As for my own relationship, after we ended things, I spent months putting myself back together, aiming to be resilient. I wouldn't let him break me forever — I was strong. I was determined to deal with things, move on, and get back to normal life. My brain didn't get the memo.

Even years after the fact, I suffer severe anxiety related to everything that happened with him. I haven't been clinically diagnosed with PTSD or with anxiety, so I don't want to speak on behalf of other people, but I know what's been real for me in my recovery process.

My own brain was my enemy.

The flash of panic I have at hearing someone with his same name. The anxiety I feel whenever I see something that reminds me of him (that show we watched together that one night, the Forever 21 top that I wore on a date). It was over a year before a single day passed that I didn't relive our relationship in painful flashbacks. I wanted so desperately to be free of any thought of him — even for just 24 hours — and yet my thoughts would always go there. Usually it was at night, right before bed, when I was forced to unplug from the distractions of life to try to sleep. Then, there he was. Other times it was during the day. I would be doing something totally unrelated to him in any way and bam, there he would be. My own brain was my enemy.

Having lost so much at the hands of that relationship, I wanted nothing more than for it all to go away. So, I cut myself off from any hope of romance, and I went through the motions of my life convincingly enough that I thought I was over it, over him. Until I tried dating again this year and all those anxieties came flooding back and I was forced to realize that, in my desperation to move on, I never actually dealt with the circumstances. I hadn't processed anything. Maddeningly, I was no further today than I was two years ago. And I hated myself for it.

His face will still flash on the backs of your eyelids when you try to sleep.

I never thought that my failure to move on, or my false belief that I did, was something shared by more than just me. Of course Jane is a fictional character, but what happens to her is all too real for many women.
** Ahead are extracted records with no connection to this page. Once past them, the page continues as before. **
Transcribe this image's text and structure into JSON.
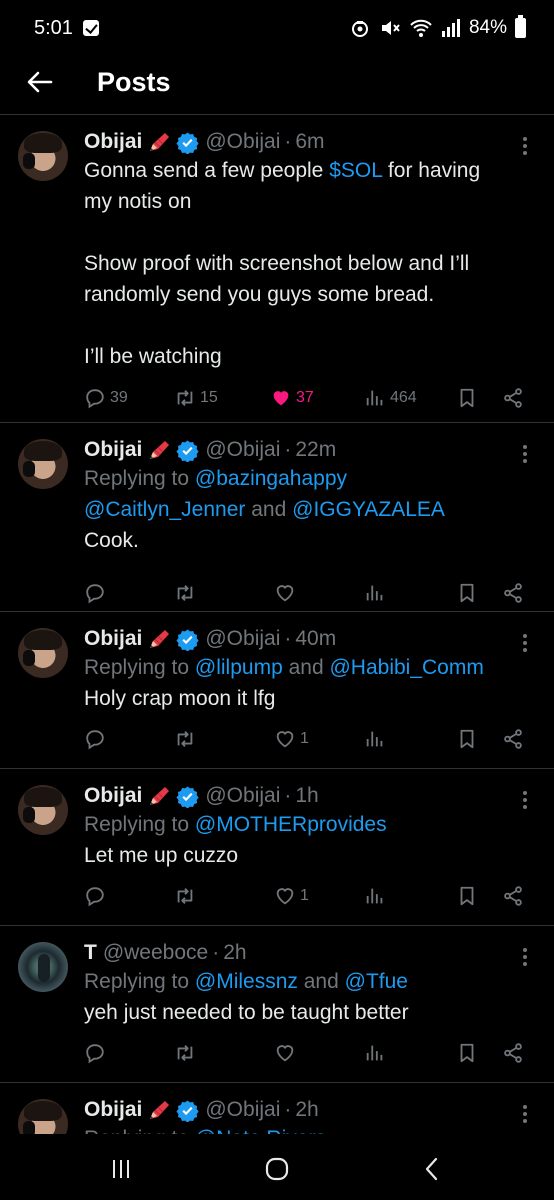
{
  "status": {
    "time": "5:01",
    "battery": "84%"
  },
  "header": {
    "title": "Posts"
  },
  "posts": [
    {
      "name": "Obijai",
      "handle": "@Obijai",
      "time": "6m",
      "text_a": "Gonna send a few people ",
      "text_link": "$SOL",
      "text_b": " for having\nmy notis on\n\nShow proof with screenshot below and I’ll\nrandomly send you guys some bread.\n\nI’ll be watching",
      "replies": "39",
      "reposts": "15",
      "likes": "37",
      "views": "464"
    },
    {
      "name": "Obijai",
      "handle": "@Obijai",
      "time": "22m",
      "replying_prefix": "Replying to ",
      "reply_link1": "@bazingahappy",
      "reply_link2": "@Caitlyn_Jenner",
      "reply_and": " and ",
      "reply_link3": "@IGGYAZALEA",
      "text": "Cook."
    },
    {
      "name": "Obijai",
      "handle": "@Obijai",
      "time": "40m",
      "replying_prefix": "Replying to ",
      "reply_link1": "@lilpump",
      "reply_and": " and ",
      "reply_link2": "@Habibi_Comm",
      "text": "Holy crap moon it lfg",
      "likes": "1"
    },
    {
      "name": "Obijai",
      "handle": "@Obijai",
      "time": "1h",
      "replying_prefix": "Replying to ",
      "reply_link1": "@MOTHERprovides",
      "text": "Let me up cuzzo",
      "likes": "1"
    },
    {
      "name": "T",
      "handle": "@weeboce",
      "time": "2h",
      "replying_prefix": "Replying to ",
      "reply_link1": "@Milessnz",
      "reply_and": " and ",
      "reply_link2": "@Tfue",
      "text": "yeh just needed to be taught better"
    },
    {
      "name": "Obijai",
      "handle": "@Obijai",
      "time": "2h",
      "replying_prefix": "Replying to ",
      "reply_link1": "@Nate Rivers"
    }
  ],
  "colors": {
    "accent": "#1d9bf0",
    "like": "#f91880",
    "muted": "#71767b",
    "verified": "#1d9bf0"
  }
}
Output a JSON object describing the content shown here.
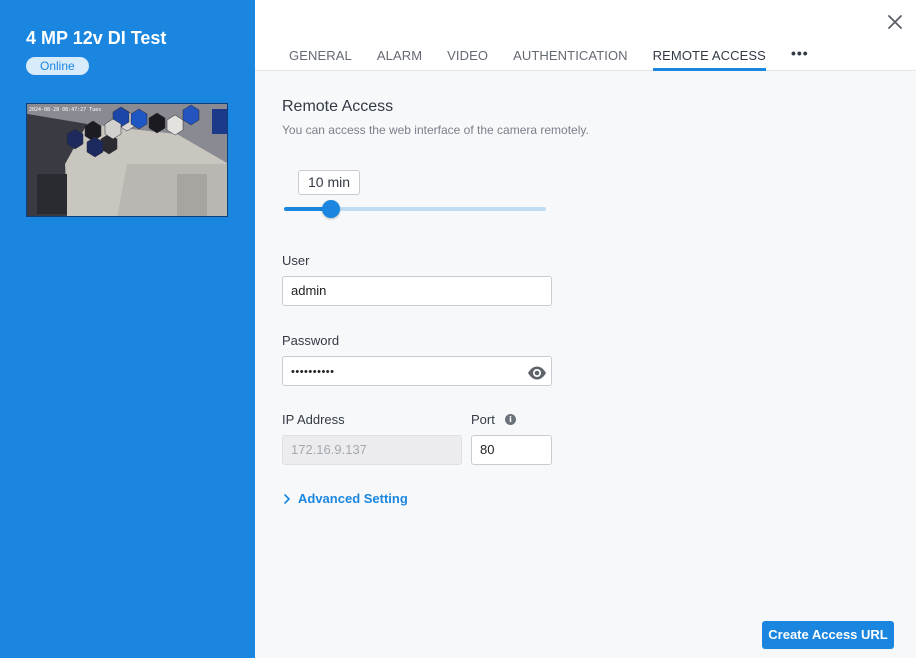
{
  "camera": {
    "title": "4 MP 12v DI Test",
    "status": "Online",
    "preview_timestamp": "2024-08-28 08:47:27 Tues"
  },
  "tabs": [
    {
      "label": "GENERAL",
      "active": false
    },
    {
      "label": "ALARM",
      "active": false
    },
    {
      "label": "VIDEO",
      "active": false
    },
    {
      "label": "AUTHENTICATION",
      "active": false
    },
    {
      "label": "REMOTE ACCESS",
      "active": true
    }
  ],
  "tabs_more": "•••",
  "remote_access": {
    "title": "Remote Access",
    "subtitle": "You can access the web interface of the camera remotely.",
    "duration_label": "10 min",
    "duration_fraction": 0.18,
    "user_label": "User",
    "user_value": "admin",
    "password_label": "Password",
    "password_masked": "••••••••••",
    "ip_label": "IP Address",
    "ip_value": "172.16.9.137",
    "port_label": "Port",
    "port_value": "80",
    "advanced_label": "Advanced Setting",
    "create_button": "Create Access URL"
  },
  "icons": {
    "close": "close-icon",
    "eye": "eye-icon",
    "info": "info-icon",
    "chevron": "chevron-right-icon"
  },
  "colors": {
    "accent": "#1a86e0",
    "panel_bg": "#f7f8fa"
  }
}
Years ago I interviewed a rape survivor for a Seventeen article, way before my life took its own dramatic turn, and she told me about her attempt at moving on. "I was trying so hard to get past what had happened to me, but my brain wasn't allowing me to," she said. At the time, I had no way to relate to that. I was empathetic of what happened to her, but I didn't understand the power trauma can have over you. You may want with every fiber of your being to never think about a person again or to move on or to "get better," and his face will still flash on the backs of your eyelids when you try to sleep.

It's a very powerless feeling to not be able to truly put something behind you, to still be thinking about the person who destroyed you long after he's put you out of his mind. It makes the pain of what happened to you fresh every single day. A wound that never scabs over. But, it helps to realize I am not a failure because I didn't bounce back in two years. In Big Little Lies, Jane is six years out from her assault and it still plagues her. There's no timeline for healing, as hard as that might be.

But the onus shouldn't be on women to just suddenly get over it, anyway. Deep trauma takes time to sort through, to process. The road to recovery isn't easy and it isn't singular. Sometimes recovery doesn't mean moving on, it just means moving forward.